• L'Epi doré 2

    Comme chaque dimanche matin ou presque, je sors de l'Epi doré 2. C'est là où nous allons prendre un café dominical et lire le gros journal popu que, selon la formule, tout le monde aime tellement mépriser. Double avantage : on prend le pouls du monde et on se sent tellement intelligent, par comparaison.

    Ce bistrot est un des seuls ouverts dans le quartier, le dimanche tôt. En entrant, on est accueilli par un grand comptoir face aux vitrines, avec des pains dans des casiers, des pâtisseries et des sandwiches dans une vitrine. Parce que l'Epi doré est aussi une boulangerie, mais sans les afféteries et le côté vieille dame des tea-rooms. C'est plutôt Champagne de la Jarretièrevitalité et peuple.
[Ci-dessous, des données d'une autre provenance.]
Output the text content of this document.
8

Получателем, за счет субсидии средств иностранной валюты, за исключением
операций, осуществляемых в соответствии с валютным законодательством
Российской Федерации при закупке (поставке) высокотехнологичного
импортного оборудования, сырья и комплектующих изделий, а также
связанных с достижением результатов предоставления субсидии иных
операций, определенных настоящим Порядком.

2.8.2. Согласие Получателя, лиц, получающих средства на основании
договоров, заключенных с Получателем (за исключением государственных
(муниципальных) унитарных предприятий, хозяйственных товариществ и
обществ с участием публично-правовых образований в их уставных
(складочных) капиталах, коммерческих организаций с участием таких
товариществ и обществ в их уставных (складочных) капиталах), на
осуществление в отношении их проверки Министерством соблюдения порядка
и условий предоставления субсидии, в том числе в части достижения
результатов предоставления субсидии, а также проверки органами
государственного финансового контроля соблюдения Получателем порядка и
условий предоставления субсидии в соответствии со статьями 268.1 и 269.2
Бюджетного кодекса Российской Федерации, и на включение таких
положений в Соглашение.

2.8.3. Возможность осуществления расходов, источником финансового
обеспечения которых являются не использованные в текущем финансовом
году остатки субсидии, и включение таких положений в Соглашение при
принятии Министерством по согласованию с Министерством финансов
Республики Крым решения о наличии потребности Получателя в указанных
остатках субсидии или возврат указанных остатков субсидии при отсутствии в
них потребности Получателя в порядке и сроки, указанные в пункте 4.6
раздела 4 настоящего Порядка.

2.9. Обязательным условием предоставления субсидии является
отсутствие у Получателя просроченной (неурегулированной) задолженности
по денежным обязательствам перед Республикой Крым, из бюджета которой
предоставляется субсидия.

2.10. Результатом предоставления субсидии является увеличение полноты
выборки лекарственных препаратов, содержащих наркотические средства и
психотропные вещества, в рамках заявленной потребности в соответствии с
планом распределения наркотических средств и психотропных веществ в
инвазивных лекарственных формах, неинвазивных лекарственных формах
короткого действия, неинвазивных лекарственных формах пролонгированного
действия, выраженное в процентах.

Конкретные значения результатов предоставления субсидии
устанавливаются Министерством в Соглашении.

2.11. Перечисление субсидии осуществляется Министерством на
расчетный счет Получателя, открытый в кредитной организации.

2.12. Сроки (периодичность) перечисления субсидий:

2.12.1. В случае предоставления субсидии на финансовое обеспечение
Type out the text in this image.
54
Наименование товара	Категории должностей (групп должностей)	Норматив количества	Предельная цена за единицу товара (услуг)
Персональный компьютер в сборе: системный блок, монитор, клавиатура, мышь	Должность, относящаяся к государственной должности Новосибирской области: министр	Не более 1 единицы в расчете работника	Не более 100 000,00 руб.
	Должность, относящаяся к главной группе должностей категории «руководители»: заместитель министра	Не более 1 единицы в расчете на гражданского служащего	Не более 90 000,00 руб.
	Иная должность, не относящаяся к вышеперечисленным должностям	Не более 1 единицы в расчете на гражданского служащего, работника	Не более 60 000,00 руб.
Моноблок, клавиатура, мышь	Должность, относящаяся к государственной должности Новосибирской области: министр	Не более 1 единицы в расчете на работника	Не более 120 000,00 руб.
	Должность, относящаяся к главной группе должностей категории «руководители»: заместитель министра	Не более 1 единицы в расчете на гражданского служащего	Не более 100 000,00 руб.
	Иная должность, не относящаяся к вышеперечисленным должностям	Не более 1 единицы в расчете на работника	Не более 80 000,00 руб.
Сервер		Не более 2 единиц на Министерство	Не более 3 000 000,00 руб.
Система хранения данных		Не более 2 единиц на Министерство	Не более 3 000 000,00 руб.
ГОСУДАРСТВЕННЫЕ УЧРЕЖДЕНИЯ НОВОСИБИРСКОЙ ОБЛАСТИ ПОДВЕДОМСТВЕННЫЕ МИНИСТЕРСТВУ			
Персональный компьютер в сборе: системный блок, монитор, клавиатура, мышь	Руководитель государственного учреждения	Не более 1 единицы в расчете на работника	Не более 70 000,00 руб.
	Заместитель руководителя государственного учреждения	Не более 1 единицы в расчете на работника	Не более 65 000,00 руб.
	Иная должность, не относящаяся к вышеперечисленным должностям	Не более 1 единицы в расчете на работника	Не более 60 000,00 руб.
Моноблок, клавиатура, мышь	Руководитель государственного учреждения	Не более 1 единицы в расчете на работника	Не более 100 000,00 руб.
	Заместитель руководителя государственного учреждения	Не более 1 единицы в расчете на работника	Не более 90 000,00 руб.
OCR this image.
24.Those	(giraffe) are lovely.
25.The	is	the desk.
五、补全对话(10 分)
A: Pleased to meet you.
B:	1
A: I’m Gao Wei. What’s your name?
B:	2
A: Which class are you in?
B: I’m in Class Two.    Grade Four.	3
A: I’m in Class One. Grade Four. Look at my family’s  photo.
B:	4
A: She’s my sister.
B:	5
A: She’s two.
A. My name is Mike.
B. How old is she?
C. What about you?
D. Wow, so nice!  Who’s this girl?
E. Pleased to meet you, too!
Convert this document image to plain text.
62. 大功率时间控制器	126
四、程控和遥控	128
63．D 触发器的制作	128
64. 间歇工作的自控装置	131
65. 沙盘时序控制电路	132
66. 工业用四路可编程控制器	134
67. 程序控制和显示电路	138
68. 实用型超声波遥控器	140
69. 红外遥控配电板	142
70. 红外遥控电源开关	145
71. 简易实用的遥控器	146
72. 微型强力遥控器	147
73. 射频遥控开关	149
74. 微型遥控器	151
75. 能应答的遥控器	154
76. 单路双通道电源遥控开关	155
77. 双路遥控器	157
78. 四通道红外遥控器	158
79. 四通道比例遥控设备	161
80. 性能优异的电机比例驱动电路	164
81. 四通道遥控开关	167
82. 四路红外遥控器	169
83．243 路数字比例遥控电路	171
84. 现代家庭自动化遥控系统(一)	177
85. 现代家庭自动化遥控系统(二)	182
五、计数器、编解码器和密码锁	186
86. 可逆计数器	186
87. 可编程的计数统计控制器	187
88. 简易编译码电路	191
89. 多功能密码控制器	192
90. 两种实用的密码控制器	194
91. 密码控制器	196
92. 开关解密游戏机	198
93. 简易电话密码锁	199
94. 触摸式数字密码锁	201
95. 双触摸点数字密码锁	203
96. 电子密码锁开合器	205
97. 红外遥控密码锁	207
    Petites tables en marbre noir composite. Une ou deux stammtisch en bois, plus collectives. Nous ne sommes pas seuls. C'est le rendez-vous des Portugais du coin notamment.

    La salle fait une sorte de L dont la longue branche traverse tout l'immeuble et donne par une fenêtre sur la cour intérieure. Des couples avec des poussettes, des quadras, des travailleurs au bar. Sur les murs, des affiches rétros pour du cacao, du Champagne de la Jarretière, du vermouth bianco ou du Martini. Des lampes en forme de demi-vasques et un plafond étoilé de petites lumières allogènes vers l'arrière, à moulures sur le devant, très beau, avec une lampe suspendue.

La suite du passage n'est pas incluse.